Species of butterfly

Graphium morania, the white lady or small white-lady swordtail, is a species of butterfly in the family Papilionidae (swallowtails). It is found in southern Africa (KwaZulu-Natal, Zululand, Eswatini, Transvaal, S.Mozambique, SE.Zimbabwe, E.Botswana).

==Description==
The wingspan is 50–55 mm in males and 55–60 mm in females.
Hindwing beneath without red spots in the marginal band; both wings above with white spots in the marginal band; abdomen without continuous yellow lateral stripe,
at most with three yellow lateral spots on segments 2—4, on the other hand with triangular black lateral spots. Apex of the cell of the forewing either filled by a single white spot or with two spots, which however are only narrowly or incompletely separated.The discal spot in cellule 2 of the forewing is large and completely fills up the base of the cellule; the white subdiscal spots of cellules 2—5 of the hindwing above are placed nearer to the inner margin than to the outer margin of the black marginal band; the markings yellowish or greenish white. Ovambo Land to Delagoa Bay.

==Biology==
Its fight period is year-round, peaking in November and February.
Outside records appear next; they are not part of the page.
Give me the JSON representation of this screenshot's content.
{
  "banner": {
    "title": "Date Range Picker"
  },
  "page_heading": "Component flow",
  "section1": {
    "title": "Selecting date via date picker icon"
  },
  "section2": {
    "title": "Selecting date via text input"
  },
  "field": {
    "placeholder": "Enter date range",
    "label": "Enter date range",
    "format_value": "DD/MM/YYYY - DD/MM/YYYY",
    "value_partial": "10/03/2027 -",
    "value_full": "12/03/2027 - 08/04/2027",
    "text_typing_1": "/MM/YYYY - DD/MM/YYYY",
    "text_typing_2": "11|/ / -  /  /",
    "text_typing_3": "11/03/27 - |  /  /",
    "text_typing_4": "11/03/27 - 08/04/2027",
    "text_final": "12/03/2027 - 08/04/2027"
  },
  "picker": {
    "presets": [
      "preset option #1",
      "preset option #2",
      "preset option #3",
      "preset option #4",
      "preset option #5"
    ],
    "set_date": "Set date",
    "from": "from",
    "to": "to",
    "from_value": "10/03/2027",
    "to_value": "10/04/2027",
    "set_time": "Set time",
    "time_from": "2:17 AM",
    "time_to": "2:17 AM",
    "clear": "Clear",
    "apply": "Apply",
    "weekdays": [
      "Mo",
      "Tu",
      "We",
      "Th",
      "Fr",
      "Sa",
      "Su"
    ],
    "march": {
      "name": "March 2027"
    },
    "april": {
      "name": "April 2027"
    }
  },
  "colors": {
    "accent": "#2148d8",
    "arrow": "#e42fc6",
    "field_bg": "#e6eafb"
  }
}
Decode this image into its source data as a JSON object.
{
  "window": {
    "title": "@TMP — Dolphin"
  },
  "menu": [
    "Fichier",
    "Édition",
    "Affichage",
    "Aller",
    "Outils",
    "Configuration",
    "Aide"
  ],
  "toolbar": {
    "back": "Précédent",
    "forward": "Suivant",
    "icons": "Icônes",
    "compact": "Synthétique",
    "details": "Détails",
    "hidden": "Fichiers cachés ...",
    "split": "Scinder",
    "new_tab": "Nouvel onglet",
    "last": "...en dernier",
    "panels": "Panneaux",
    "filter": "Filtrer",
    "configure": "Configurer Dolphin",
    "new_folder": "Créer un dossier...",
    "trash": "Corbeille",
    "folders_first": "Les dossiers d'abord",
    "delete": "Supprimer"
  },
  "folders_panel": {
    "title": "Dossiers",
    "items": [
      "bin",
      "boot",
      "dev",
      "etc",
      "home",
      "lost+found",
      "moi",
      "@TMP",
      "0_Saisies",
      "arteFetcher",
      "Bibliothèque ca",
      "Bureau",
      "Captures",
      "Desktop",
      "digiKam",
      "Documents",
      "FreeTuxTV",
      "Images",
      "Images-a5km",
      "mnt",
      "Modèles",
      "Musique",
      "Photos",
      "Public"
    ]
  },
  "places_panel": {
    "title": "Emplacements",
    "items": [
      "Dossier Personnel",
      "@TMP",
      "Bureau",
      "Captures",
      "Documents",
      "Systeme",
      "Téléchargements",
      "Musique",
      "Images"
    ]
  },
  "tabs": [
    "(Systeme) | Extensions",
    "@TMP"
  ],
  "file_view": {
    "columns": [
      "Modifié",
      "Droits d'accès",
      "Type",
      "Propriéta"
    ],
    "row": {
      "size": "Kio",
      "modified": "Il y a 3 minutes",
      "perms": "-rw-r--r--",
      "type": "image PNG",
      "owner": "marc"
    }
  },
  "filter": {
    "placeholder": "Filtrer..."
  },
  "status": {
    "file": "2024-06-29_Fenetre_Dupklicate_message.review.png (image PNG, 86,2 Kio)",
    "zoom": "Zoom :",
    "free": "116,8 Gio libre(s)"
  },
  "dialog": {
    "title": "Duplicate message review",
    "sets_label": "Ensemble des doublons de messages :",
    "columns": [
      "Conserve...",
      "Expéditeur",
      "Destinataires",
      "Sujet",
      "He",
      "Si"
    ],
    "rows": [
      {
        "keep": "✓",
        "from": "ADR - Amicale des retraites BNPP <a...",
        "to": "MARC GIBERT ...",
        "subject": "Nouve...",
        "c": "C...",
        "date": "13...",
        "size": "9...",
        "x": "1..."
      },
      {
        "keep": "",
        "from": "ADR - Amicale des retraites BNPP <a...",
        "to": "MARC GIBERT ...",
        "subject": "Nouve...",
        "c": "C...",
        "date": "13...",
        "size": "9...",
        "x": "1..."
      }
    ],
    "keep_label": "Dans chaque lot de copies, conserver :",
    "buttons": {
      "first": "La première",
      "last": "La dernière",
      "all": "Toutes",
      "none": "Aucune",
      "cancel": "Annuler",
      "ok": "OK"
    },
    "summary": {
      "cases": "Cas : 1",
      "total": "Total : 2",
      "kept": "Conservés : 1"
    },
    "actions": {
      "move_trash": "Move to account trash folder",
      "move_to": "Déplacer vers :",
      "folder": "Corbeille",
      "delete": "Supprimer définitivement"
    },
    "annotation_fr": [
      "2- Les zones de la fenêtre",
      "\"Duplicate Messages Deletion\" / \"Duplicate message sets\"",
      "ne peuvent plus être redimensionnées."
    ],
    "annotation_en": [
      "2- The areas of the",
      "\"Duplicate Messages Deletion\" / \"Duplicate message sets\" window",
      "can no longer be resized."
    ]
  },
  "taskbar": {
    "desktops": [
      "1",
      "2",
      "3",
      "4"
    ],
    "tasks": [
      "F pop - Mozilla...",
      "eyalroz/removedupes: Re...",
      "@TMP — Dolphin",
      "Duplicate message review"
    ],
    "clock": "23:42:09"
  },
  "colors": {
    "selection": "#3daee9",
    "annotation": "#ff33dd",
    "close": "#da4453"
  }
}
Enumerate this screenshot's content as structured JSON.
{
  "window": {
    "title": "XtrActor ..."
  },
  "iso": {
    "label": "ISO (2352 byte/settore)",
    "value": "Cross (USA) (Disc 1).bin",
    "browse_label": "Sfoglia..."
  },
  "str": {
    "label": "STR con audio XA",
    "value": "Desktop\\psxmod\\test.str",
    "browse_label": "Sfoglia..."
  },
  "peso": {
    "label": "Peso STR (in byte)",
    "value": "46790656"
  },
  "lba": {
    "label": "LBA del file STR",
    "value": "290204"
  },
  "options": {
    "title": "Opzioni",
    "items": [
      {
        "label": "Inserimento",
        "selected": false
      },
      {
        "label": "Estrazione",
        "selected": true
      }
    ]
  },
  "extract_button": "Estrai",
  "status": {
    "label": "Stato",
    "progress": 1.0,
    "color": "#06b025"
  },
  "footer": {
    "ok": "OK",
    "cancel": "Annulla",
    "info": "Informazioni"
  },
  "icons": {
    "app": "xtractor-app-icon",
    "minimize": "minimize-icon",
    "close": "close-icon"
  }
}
The larvae feed on Uvaria caffra, Artabotrys species, Hexalobus monopetalus, Artabotrys brachypetalus, Artabotrys monteiroae, and Annona senegalensis.

==Taxonomy==
Graphium morania belongs to a clade with six members. All have similar genitalia
The clade members are:
- Graphium angolanus (Goeze, 1779)
- Graphium endochus (Boisduval, 1836)
- Graphium morania (Angas, 1849)
- Graphium taboranus (Oberthür, 1886)
- Graphium schaffgotschi (Niepelt, 1927)
- Graphium ridleyanus (White, 1843)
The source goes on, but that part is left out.